The world witnessed international athletes win medals for their countries as they performed peak-human athleticism at the 2022 Winter Olympics.  Since the inception of the modern Olympics, New Yorkers have won over 271 Olympic medals, though the games have not always focused on sports alone. From 1912 to 1952, Olympic juries have awarded 151 medals for painting, sculpture, architecture, literature and music.

Among them was the silver medal for Designs for Town Planning in the architecture category of the 1936 Summer Olympics. Charles Downing Lay was a landscape architect and the first American to win a medal in the game, winning for his design of Brooklyn’s very own Marine Park.

Initially presented in oil paint on a 45-square foot canvas, Lay’s vision was to include a two-mile waterfront seaside park, a yacht basin and a harbor, a large pond and canal for water-based sports, swimming pools, golf courses, a model airfield, athletic fields, a zoo, a casino, a theater, picnic grounds, tennis courts, a stadium with a capacity of over 125,000, among other amenities.
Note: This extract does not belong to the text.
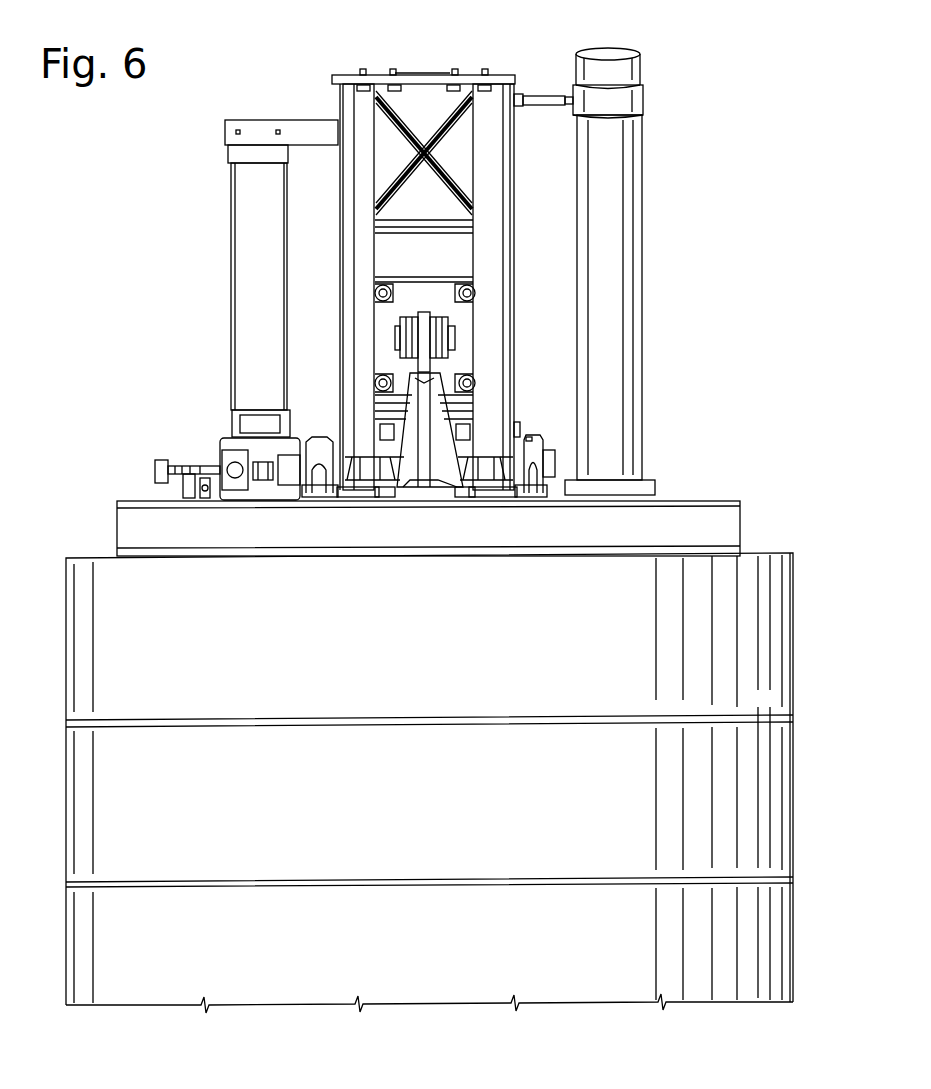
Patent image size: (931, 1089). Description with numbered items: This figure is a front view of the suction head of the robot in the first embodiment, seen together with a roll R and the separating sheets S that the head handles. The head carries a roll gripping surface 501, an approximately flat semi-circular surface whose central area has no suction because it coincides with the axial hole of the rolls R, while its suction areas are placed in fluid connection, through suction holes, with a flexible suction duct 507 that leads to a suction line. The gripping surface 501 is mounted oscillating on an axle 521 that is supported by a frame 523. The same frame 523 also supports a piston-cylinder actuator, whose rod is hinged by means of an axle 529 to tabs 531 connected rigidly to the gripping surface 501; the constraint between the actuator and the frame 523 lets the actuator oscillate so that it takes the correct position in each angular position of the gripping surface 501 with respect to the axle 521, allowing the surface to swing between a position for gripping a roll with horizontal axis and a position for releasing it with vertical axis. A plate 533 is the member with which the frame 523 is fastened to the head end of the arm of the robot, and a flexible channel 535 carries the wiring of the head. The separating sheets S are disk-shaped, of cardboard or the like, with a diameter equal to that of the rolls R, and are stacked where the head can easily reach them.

It was to cost between $30 to $50 million.

Though the project was award-winning in Berlin, it was not feasible back in Brooklyn. At the time, NYC Parks Commissioner Robert Moses thought Lay’s plans were too expensive and hired Gilmore Clarke and Michael Rapuano, known for their design of Flushing Meadows, for an alternative design. Essentially, most of Lay’s plan was scrapped, leaving behind the Pratt-White athletic field, the “U” and the loop. Other components such as the golf course, model airfield and opportunities for boating and water-based sports are in the park today. Playgrounds, nature trails, a nature center, bicycle pathways and the Carmine Carro Community Center were also added to the park’s recreational facilities in the following decades.

“Knowing that Marine Park has an Olympic medal in its history makes me even prouder to advocate for its betterment every day,” said Maria Carro D’Alessandro, chairperson of the Marine Park Alliance (MPA). “I feel that the passion we have for the park is like an Olympic torch, carried forward across generations since the beginning – I think of my parents every time I walk in the park. The MPA aims to make 2022 a big leap forward in what we can do for the park and its community members with a greater diversity of programming, conservation efforts and appreciation for a place that feels like home for so many of us.”